Another factor to consider is the shape, or form factor, of the trees that grow under your thinning regime. Trees growing in dense stands allocate more resources to height growth in order to outgrow competing trees, often resulting in straight and tall trees which make saw logs of higher quality and value. Trees growing in dense stands will also drop their lower branches as available light decreases, yielding more knot-free and higher quality timber. But don’t take that too far: densely grown trees experience reduced growth rates, and very tall, slender trees can even become unstable and topple over. Therefore, financial returns are improved by maintaining sufficient density to produce tall, knot-free trees, but keeping height-to-diameter ratios below 80:1 (80 feet of height for every foot of diameter at breast height) in order to maintain structural stability.

Taking the time value of money into account

One reason some forest managers might want to accelerate their thinning schedule is the “time value of money” — a widely accepted principle that people prefer money now instead of later.

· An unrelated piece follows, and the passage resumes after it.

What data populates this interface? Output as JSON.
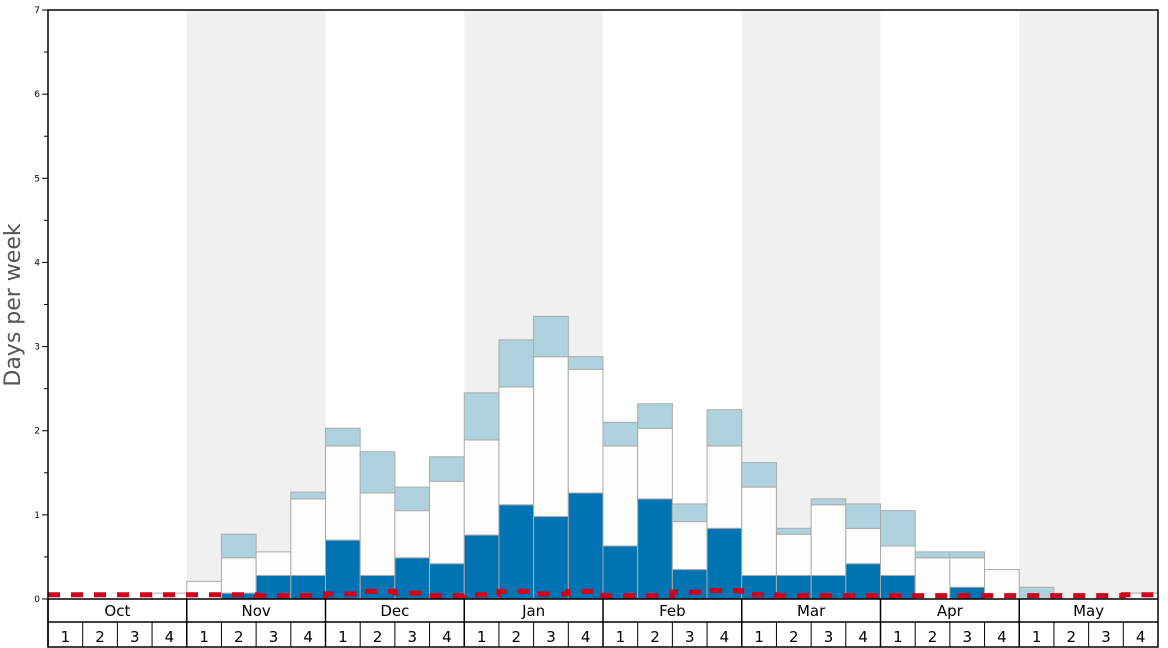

For example, if I loan you $1,000, I expect you to pay me interest to make up for my loss of access to the money during that time. This idea can also apply to future income. If I expect to receive $1,000 in the future, how much of a discount would I accept to get that money today?

The discount rate is a measure of how intensely a person feels this principle. It is used to evaluate trade-offs between current thinning revenues and the prospect of a fatter check from the mill if you wait a few years. The further in the future the income is anticipated, the more it is discounted, reducing its value in the present. 

This principle governs much of how forests are managed today. When choosing between thinning regimes, a landowner focused on financial returns will prefer to receive the same amount of money sooner rather than later. As future income is reduced by the discount rate, this same landowner would only consider thinning regimes in which the value added by waiting exceeds the loss incurred through discounting. At a high enough discount rate, this analytical frame motivates forest managers to conduct a final harvest and liquidate the entire standing timber inventory, rather than thinning and waiting for the remaining trees to get even bigger. 

Photo by Matt Freeman-Gleason

Ultimately, the choice of discount rate is a personal one that reflects your values. Large commercial forest owners, driven by capital markets, often use high discount rates and favor shorter rotations. In contrast, a small family forest owner may want to use a lower discount rate, allowing for longer rotations, fewer thinning entries, and the growth of larger, older trees.

Final Thoughts

Thinning is both an art and a science. By balancing biological and economic factors, landowners can develop a strategy that enhances forest health while also increasing long-term financial returns.

One Comment

  • Matthew, I have never met you, but this is a pretty good discussion for folks. Your mentioning of wildlife trees/snags is important. Much, if not most, com thinning
    removes most ALL of the suppressed and intermediate trees, as well as defective larger trees. Those defective trees (large and smaller) are your future wildlife trees. At a say 75+ year final harvest, if your stand is all only big high-grade “pumpkins”, you will be having to leave some seriously valuable trees for wildlife purposes.